Il primo incontro con l’arte digitale Anadol lo ha avuto quando ancora studiava a Istanbul: «Nel 2008, durante il mio ultimo anno di liceo, ho assistito a una conferenza di Koray Tahiroglu, artista e professore: l’argomento era un software chiamato PureData. Eravamo solo in tre nell’aula: uno studente del dipartimento di Musica, un altro di Informatica e io di Visual Communication Design. È stato durante quel corso che ho coniato il termine Data Painting, e ho anche approfondito VVVV, un software che da allora utilizzo in quasi tutti i miei lavori. Più tardi, nel 2012, durante i miei studi presso l'UCLA, ho iniziato a lavorare su Data Paintings e Sculptures grazie a Casey Reas, un pioniere in questo campo».

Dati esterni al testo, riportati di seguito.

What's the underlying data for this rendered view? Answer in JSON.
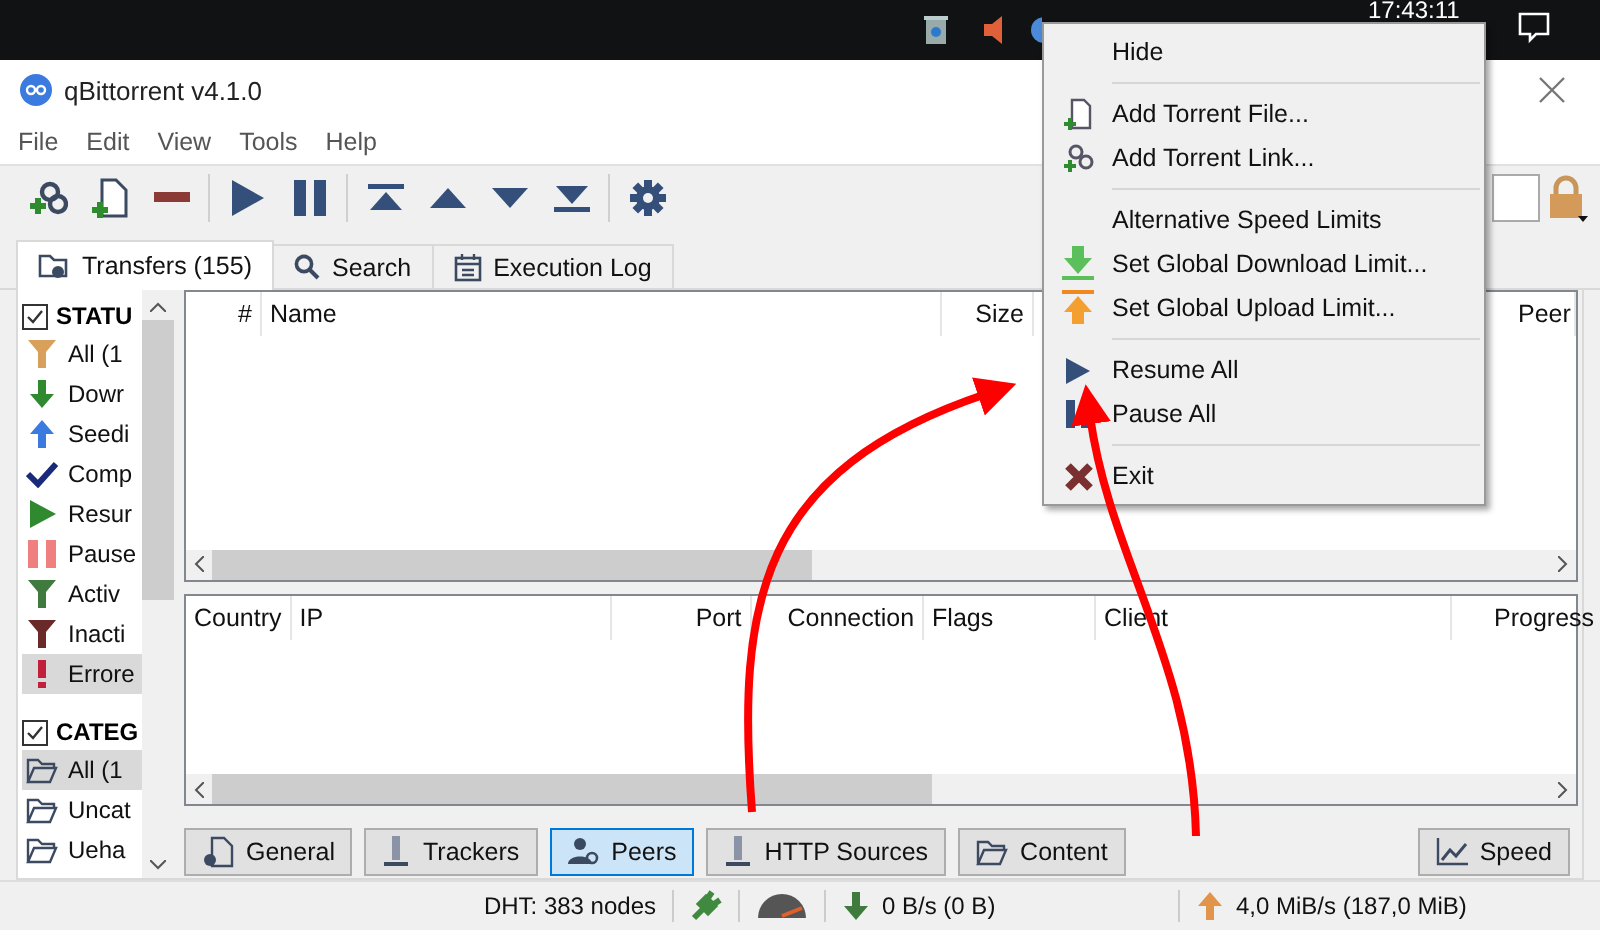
{
  "taskbar": {
    "clock": "17:43:11"
  },
  "window": {
    "title": "qBittorrent v4.1.0"
  },
  "menu_bar": [
    "File",
    "Edit",
    "View",
    "Tools",
    "Help"
  ],
  "tabs": [
    {
      "label": "Transfers (155)",
      "kind": "transfers",
      "selected": true
    },
    {
      "label": "Search",
      "kind": "search",
      "selected": false
    },
    {
      "label": "Execution Log",
      "kind": "log",
      "selected": false
    }
  ],
  "sidebar": {
    "sections": [
      {
        "title": "STATU",
        "checked": true,
        "items": [
          {
            "label": "All (1",
            "kind": "all",
            "selected": false
          },
          {
            "label": "Dowr",
            "kind": "downloading",
            "selected": false
          },
          {
            "label": "Seedi",
            "kind": "seeding",
            "selected": false
          },
          {
            "label": "Comp",
            "kind": "completed",
            "selected": false
          },
          {
            "label": "Resur",
            "kind": "resumed",
            "selected": false
          },
          {
            "label": "Pause",
            "kind": "paused",
            "selected": false
          },
          {
            "label": "Activ",
            "kind": "active",
            "selected": false
          },
          {
            "label": "Inacti",
            "kind": "inactive",
            "selected": false
          },
          {
            "label": "Errore",
            "kind": "errored",
            "selected": true
          }
        ]
      },
      {
        "title": "CATEG",
        "checked": true,
        "items": [
          {
            "label": "All (1",
            "kind": "folder",
            "selected": true
          },
          {
            "label": "Uncat",
            "kind": "folder",
            "selected": false
          },
          {
            "label": "Ueha",
            "kind": "folder",
            "selected": false
          }
        ]
      }
    ]
  },
  "transfers_table": {
    "columns": [
      "#",
      "Name",
      "Size",
      "Peer"
    ]
  },
  "peers_table": {
    "columns": [
      "Country",
      "IP",
      "Port",
      "Connection",
      "Flags",
      "Client",
      "Progress"
    ]
  },
  "detail_tabs": [
    {
      "label": "General",
      "kind": "general",
      "selected": false
    },
    {
      "label": "Trackers",
      "kind": "trackers",
      "selected": false
    },
    {
      "label": "Peers",
      "kind": "peers",
      "selected": true
    },
    {
      "label": "HTTP Sources",
      "kind": "trackers",
      "selected": false
    },
    {
      "label": "Content",
      "kind": "folder",
      "selected": false
    }
  ],
  "speed_button": "Speed",
  "status_bar": {
    "dht": "DHT: 383 nodes",
    "download": "0 B/s (0 B)",
    "upload": "4,0 MiB/s (187,0 MiB)"
  },
  "context_menu": {
    "items": [
      {
        "kind": "plain",
        "label": "Hide"
      },
      {
        "kind": "separator"
      },
      {
        "kind": "file",
        "label": "Add Torrent File..."
      },
      {
        "kind": "link",
        "label": "Add Torrent Link..."
      },
      {
        "kind": "separator"
      },
      {
        "kind": "plain",
        "label": "Alternative Speed Limits"
      },
      {
        "kind": "download",
        "label": "Set Global Download Limit..."
      },
      {
        "kind": "upload",
        "label": "Set Global Upload Limit..."
      },
      {
        "kind": "separator"
      },
      {
        "kind": "resume",
        "label": "Resume All"
      },
      {
        "kind": "pause",
        "label": "Pause All"
      },
      {
        "kind": "separator"
      },
      {
        "kind": "exit",
        "label": "Exit"
      }
    ]
  }
}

Un impulso importante è stato il fatto di studiare proprio a Los Angeles, dove negli anni Settanta è nato il movimento “Light and Space”: «Mi piace pensare di far parte della terza generazione di questo movimento: illusioni ottiche, minimalismo e astrazione geometrica erano le loro caratteristiche distintive, e io uso spesso questi elementi nei miei lavori. Con l'ispirazione che traggo da figure pionieristiche come James Turrell, Robert Irwin, Bruce Nauman, Larry Bell e Dan Flavin, cerco di comprendere e spiegare la relazione tra dati, intelligenza artificiale e spazio con le tecnologie della luce e le pratiche artistiche immersive di oggi. In questo momento, con il mio studio stiamo esplorando la possibilità di trasformare la luce in un messaggio meditativo con l'aiuto dell'intelligenza artificiale».
Sul lavoro di Anadol hanno influito anche esperienze personali: durante uno dei suoi viaggi a Istanbul scoprì che suo zio non lo riconosceva più per colpa dell’Alzheimer. L’artista allora cominciò a pensare a come preservare i ricordi personali, «la più preziosa e più privata fonte di informazioni dell’umanità». Con un copricapo collegato con elettrodi ha catturato l’attività celebrale di persone che ricordavano momenti della loro infanzia. E poi ha trasformato quei dati in immagini fluide che si muovevano in modo ipnotico su un enorme schermo a led: un’opera che si intitola “Melting memories”.
«Per me», spiega l’artista, «i dati non sono solo numeri. Li vedo come ricordi, come grappoli significativi di momenti importanti trasformati in entità digitali e archiviati nella mente di una macchina. Credo che quando ci concentriamo sulle memorie collettive, troviamo qualcosa a cui tutti teniamo. In più, dobbiamo considerare che viviamo in un mondo in cui ogni nostra azione è prevista da vari sistemi, software e hardware. Il libero arbitrio e la privacy sono assolutamente a rischio. Inoltre ci sono malattie mentali incurabili che possono distruggere i nostri ricordi all’improvviso. Utilizzando le memorie collettive dell'umanità, però, possiamo immaginare un nuovo sogno condiviso che può aiutarci a guarire e a migliorare tutti insieme».
Un risultato che nasce dal lavoro di una grande équipe multiculturale: «Il nostro Studio comprende artisti, architetti, data scientist e ricercatori di diversa estrazione professionale e personale. Proveniamo da 10 paesi diversi, parliamo correntemente 14 lingue e abbiamo un'età media di 28 anni. Il fatto di essere una squadra multinazionale è fondamentale per il nostro lavoro: e ci permette di fare ricerche entusiasmanti con scienziati e ricercatori di tutto il mondo. Il nostro sogno? Creare arte per tutte le età e culture».